The effort to better understand audience responses through analyses of social media is still in its infancy. Target marketing is the new Holy Grail for marketing executives. And what Bluefin has been able to accomplish is in some ways impressive.  It has created a context that shows how the same viewers might respond to different ads when watching different shows. It  ultimately provides two measurements as well. The first is “response level,” which counts the number of people commenting on any given show or ad. The second is “ response share,” which indicates the percentage of all responses that a single show or ad has garnered. The company is already attracting some large corporate clients, such as Pepsico, CBS, Comcast, Fox Sports, and Turner Broadcasting, writes David Talbot in the recent print issue of Technology Review.

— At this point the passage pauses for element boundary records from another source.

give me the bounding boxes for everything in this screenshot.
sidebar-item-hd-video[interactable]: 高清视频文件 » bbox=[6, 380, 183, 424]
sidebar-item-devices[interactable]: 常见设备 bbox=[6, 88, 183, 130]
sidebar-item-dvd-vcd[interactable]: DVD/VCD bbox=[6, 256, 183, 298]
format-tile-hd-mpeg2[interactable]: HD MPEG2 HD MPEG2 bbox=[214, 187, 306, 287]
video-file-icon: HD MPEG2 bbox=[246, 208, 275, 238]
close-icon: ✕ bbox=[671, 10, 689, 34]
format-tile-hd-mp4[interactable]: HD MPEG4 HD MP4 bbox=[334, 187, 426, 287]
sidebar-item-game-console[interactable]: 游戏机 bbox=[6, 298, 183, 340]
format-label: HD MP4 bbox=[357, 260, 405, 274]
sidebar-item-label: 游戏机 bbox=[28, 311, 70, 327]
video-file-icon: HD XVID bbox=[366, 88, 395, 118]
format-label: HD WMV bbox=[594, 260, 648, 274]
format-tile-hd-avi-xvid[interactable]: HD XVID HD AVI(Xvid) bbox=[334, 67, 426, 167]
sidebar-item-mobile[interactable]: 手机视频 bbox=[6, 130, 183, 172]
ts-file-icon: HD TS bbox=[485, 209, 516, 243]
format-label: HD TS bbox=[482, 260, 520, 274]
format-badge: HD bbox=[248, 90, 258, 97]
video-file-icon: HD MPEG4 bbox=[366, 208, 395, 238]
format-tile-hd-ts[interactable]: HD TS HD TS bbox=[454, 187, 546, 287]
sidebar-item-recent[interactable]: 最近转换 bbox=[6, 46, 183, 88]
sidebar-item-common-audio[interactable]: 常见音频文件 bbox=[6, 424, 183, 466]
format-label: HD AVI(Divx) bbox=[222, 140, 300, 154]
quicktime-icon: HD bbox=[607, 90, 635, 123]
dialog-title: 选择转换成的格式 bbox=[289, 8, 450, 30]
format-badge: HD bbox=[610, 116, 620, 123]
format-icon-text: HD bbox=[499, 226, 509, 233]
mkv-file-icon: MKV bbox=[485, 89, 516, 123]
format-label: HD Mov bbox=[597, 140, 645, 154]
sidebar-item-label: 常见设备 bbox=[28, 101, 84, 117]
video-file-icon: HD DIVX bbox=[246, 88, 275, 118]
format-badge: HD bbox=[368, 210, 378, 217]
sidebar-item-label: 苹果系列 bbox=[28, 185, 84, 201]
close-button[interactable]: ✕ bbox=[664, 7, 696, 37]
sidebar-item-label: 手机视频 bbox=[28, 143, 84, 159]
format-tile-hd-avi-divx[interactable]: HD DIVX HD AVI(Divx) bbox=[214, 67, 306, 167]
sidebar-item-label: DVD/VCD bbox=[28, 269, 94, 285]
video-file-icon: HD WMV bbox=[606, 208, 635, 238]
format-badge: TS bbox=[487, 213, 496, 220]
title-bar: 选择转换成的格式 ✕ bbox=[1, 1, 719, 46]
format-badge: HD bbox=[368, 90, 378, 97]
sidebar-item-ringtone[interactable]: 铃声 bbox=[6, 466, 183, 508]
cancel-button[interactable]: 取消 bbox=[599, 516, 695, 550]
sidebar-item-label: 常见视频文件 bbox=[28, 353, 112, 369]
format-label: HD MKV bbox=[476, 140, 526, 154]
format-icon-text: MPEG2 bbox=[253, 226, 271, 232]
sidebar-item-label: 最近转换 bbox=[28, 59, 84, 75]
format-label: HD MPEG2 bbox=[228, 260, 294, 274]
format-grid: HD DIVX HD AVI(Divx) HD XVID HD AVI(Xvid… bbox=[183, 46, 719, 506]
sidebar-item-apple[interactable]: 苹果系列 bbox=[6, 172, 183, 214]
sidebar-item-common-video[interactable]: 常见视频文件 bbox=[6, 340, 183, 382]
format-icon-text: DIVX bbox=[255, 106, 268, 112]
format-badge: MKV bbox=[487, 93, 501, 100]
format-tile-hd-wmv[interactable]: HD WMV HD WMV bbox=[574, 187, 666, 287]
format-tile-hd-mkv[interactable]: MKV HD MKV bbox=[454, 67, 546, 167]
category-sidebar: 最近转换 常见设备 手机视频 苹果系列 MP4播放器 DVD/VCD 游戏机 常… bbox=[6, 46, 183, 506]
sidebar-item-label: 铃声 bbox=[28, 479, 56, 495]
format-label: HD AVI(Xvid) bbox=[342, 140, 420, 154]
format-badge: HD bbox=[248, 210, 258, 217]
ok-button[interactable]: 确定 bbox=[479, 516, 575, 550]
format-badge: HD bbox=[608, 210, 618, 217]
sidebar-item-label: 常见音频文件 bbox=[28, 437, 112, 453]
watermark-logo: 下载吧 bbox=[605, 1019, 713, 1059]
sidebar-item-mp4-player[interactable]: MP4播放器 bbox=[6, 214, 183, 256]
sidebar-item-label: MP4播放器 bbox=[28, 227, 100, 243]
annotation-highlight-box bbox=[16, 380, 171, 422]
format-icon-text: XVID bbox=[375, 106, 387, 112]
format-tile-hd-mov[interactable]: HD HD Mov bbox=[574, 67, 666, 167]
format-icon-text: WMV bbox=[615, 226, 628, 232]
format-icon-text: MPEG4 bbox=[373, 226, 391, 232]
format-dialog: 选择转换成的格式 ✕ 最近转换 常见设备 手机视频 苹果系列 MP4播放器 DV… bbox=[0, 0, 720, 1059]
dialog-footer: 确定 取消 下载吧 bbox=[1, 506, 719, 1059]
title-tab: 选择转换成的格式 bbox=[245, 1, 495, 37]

That’s a remarkable list and it indicates just how important analytics is becoming for broadcasters and manufacturers.TV advertising is big business, after all. It dictates the success or failure of TV broadcasting because companies spend $72 billion annually these days on TV advertising. And  Americans watch a lot of television. According to the Nielson Corporation they spend 20% of their waking hours watching television, some of them multitasking by using their laptops or smartphones at the same time.

Still there are some reasons to be skeptical. For one, as Hill Holiday advertising executive Mike Proulx points out, the connection between social media reaction and the impact of content is still just a theory. There’s no solid evidence to date that proves it is a valid connection. Another major drawback, it seems to me, is that people who actively tweet or post comments on Facebook or elsewhere about television programs are only a subset of the couch potato population, no doubt skewing younger for one thing. What’s more, it’s also becoming more and more common for people to record television shows and watch them at random times, making the correlation between the three hours before and after a broadcast irrelevant for many viewers these days.  

So it remains to be seen if all the effort and advanced expertise that is being poured into advertising analytics and social media will generate better advertising, or whether corporations will still be saying ten years from now what the merchant John Wanamaker said over ninety years ago: “Half of the money I spend on advertising is wasted; the problem is I don’t know which half.”